Esnafa verilen Bin lira hibe desteğinin 150 TL'si geri isteniyor
“Salgın sürecinde tedbir önlemleri kapsamında Esnaflara dükkanlarını zorunlu olarak kapattırdılar. Sonra dükkanını kapatan esnaflara destek adı altında 3 ayla sınırlı olmak üzere 1000'er lira kira desteğinde bulundurlar. Şimdi bunlar verdikleri 1000 TL'lik hibe desteğinin 150 TL'sini tekrardan esnaflardan istemeye başlamış. Sebebi ise verilen hibe desteğinin ticari kazanç olarak görülmesiymiş. Akıl var, fikir var. Dünya'nın neresinde bir iktidar kendi esnafına hibe ettiği parayı geri ister. Dün bu iddiaları Ticaret Bakanı Mehmet Muş'a sorduk. Eğer bu iddialar doğru ise derhal düzeltilmelidir, bu uygulamadan derhal vazgeçilmelidir.”
Nebati'nin yerine Yerlikaya ya da Yeliz gelsin
“Nebati ne diyor? Türk lirasına bir şey olmaz,daha düşemez diyor. Bakın bir örnek verelim; Güney Afrika para birimi Rand ile sık sık kıyaslanan Türk lirası, rand ile bire bir konumuna geriledi.2010 yılında 5 Rand 1 lira ediyordu,2022 yılında 1 rand 1 lira oldu. Hayırlı olsun diyoruz. Şimdi de bir söylenti var Maliye Bakanı değişecek deniyor. Isparta'dan Recep Tayyip Erdoğan'a bir öneride bulunalım. Kim olsun Hazine ve Maliye Bakanı, pehlivan ve güreşçi Hamza Yerlikaya olsun. Futbolcu Alpay olabilir ya da Yeliz olabilir.”
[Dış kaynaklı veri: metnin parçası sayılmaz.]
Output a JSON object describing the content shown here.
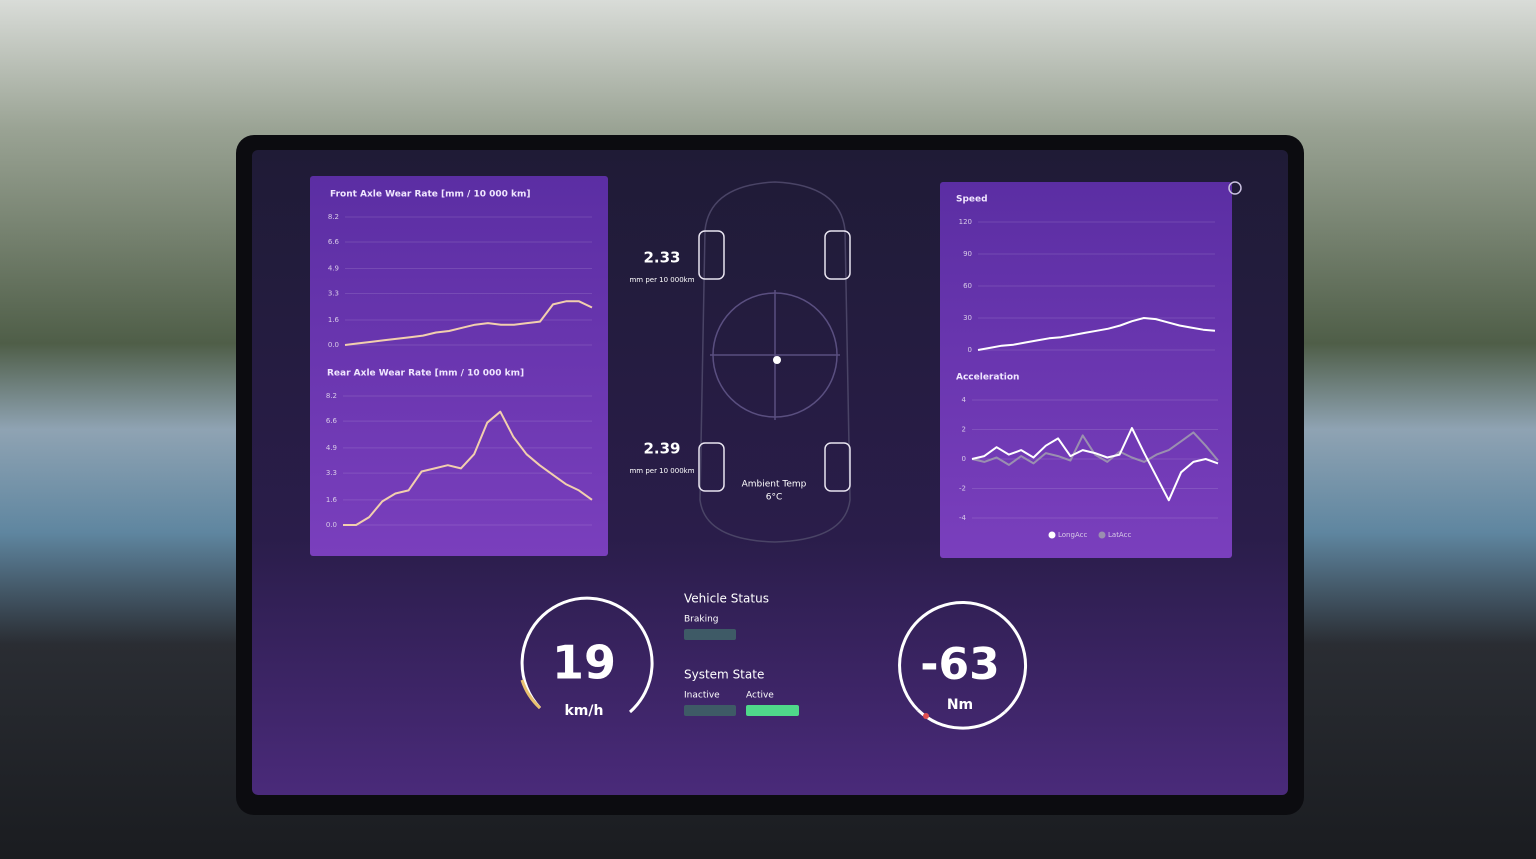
{
  "chart_data": [
    {
      "type": "line",
      "title": "Front Axle Wear Rate [mm / 10 000 km]",
      "color": "#f2cfae",
      "values": [
        0.0,
        0.1,
        0.2,
        0.3,
        0.4,
        0.5,
        0.6,
        0.8,
        0.9,
        1.1,
        1.3,
        1.4,
        1.3,
        1.3,
        1.4,
        1.5,
        2.6,
        2.8,
        2.8,
        2.4
      ],
      "ylim": [
        0,
        8.2
      ],
      "yticks": [
        {
          "value": 0,
          "label": "0.0"
        },
        1.6,
        3.3,
        4.9,
        6.6,
        8.2
      ],
      "grid": true
    },
    {
      "type": "line",
      "title": "Rear Axle Wear Rate [mm / 10 000 km]",
      "color": "#f2cfae",
      "values": [
        0.0,
        0.0,
        0.5,
        1.5,
        2.0,
        2.2,
        3.4,
        3.6,
        3.8,
        3.6,
        4.5,
        6.5,
        7.2,
        5.6,
        4.5,
        3.8,
        3.2,
        2.6,
        2.2,
        1.6
      ],
      "ylim": [
        0,
        8.2
      ],
      "yticks": [
        {
          "value": 0,
          "label": "0.0"
        },
        1.6,
        3.3,
        4.9,
        6.6,
        8.2
      ],
      "grid": true
    },
    {
      "type": "line",
      "title": "Speed",
      "color": "#ffffff",
      "values": [
        0,
        2,
        4,
        5,
        7,
        9,
        11,
        12,
        14,
        16,
        18,
        20,
        23,
        27,
        30,
        29,
        26,
        23,
        21,
        19,
        18
      ],
      "ylim": [
        0,
        120
      ],
      "yticks": [
        0,
        30,
        60,
        90,
        120
      ],
      "grid": true
    },
    {
      "type": "line",
      "title": "Acceleration",
      "legend": "bottom",
      "series": [
        {
          "name": "LongAcc",
          "color": "#ffffff",
          "values": [
            0,
            0.2,
            0.8,
            0.3,
            0.6,
            0.1,
            0.9,
            1.4,
            0.2,
            0.6,
            0.4,
            0.1,
            0.3,
            2.1,
            0.4,
            -1.2,
            -2.8,
            -0.9,
            -0.2,
            0.0,
            -0.3
          ]
        },
        {
          "name": "LatAcc",
          "color": "#9a8fb0",
          "values": [
            0,
            -0.2,
            0.1,
            -0.4,
            0.2,
            -0.3,
            0.4,
            0.2,
            -0.1,
            1.6,
            0.3,
            -0.2,
            0.5,
            0.1,
            -0.2,
            0.3,
            0.6,
            1.2,
            1.8,
            0.9,
            -0.1
          ]
        }
      ],
      "ylim": [
        -4,
        4
      ],
      "yticks": [
        -4,
        -2,
        0,
        2,
        4
      ],
      "grid": true
    }
  ],
  "wear": [
    {
      "value": 2.33,
      "unit": "mm per 10 000km"
    },
    {
      "value": 2.39,
      "unit": "mm per 10 000km"
    }
  ],
  "ambient": {
    "label": "Ambient Temp",
    "value": "6°C"
  },
  "gauges": [
    {
      "value": 19,
      "unit": "km/h"
    },
    {
      "value": -63,
      "unit": "Nm"
    }
  ],
  "status": {
    "vehicle_title": "Vehicle Status",
    "braking": "Braking",
    "system_title": "System State",
    "inactive": "Inactive",
    "active": "Active"
  }
}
Pancar ülkesinde şeker karaborsaya düştü
“Türkiye bir pancar ülkesiydi. Burada yer alan arkadaşlarımız hatırlar 2018 yılında Burdur'da ‘'Şeker Vatandır Satılamaz'' dedik. Fabrikaların özelleştirilmesine karşı çıktık. Daha önce Türk Şekerin payı yüzde 65 iken şimdi yarı yarıya düşmüş durumda. 2020'de 23 milyon ton olan üretim, 2021'de 18 milyon tona düştü. Bu sene rekoltede 2 milyon ton daha azalma bekleniyor. Pancar ülkesi olan Türkiye, şekere ulaşamaz hale geldi. Geçtiğimiz yıl bakkal, market, toptancı, tatlı imalatçısı TÜRK Şeker'e ait fabrikalardan gidip istediği miktarda 50 şer kiloluk torbalar halinde şeker alabiliyordu. Şekerler sadece tek bir kişiye veriliyor onlarda yandaşlar. Malatya'da şekeri verdikleri kişi AKP'nin milletvekili. Esnafa, vatandaşa şekeri vermiyorlar, AKP'li milletvekiline şekeri veriyorlar. 2021 başında 210 lira olan 50 Kg şeker, 2022'de 600-700 liradan satılıyor. Üreticiler, şeker tedarikinde yaşadıkları sorun sebebiyle üretim yapamıyor. Geçtiğimiz yıl bakkal, market, toptancı, tatlı imalatçısı TÜRK Şeker'e ait fabrikalardan gidip istediği miktarda 50 şer kiloluk torbalar halinde şeker alabiliyordu. Ancak TÜRKŞEKER Tarım A.Ş isminde kurulan şirket, fabrikalardaki şekeri elinde topluyor, illerde kendi bulduğu dağıtım firmalarına bu şekeri veriyor firmalar da 5 er kiloluk satış yapıyor. Sebebi ise yandaşlar zengin olsun diye. Biz 2018 yılında 45 gün boyunca 25 il gezdik, Şeker vatandır satılamaz dedik. Şeker fabrikaları özelleştirdiler, yandaşlara peşkeş çektiler. Sonuç ise ülkede şeker kıtlığı olmaya başladı.”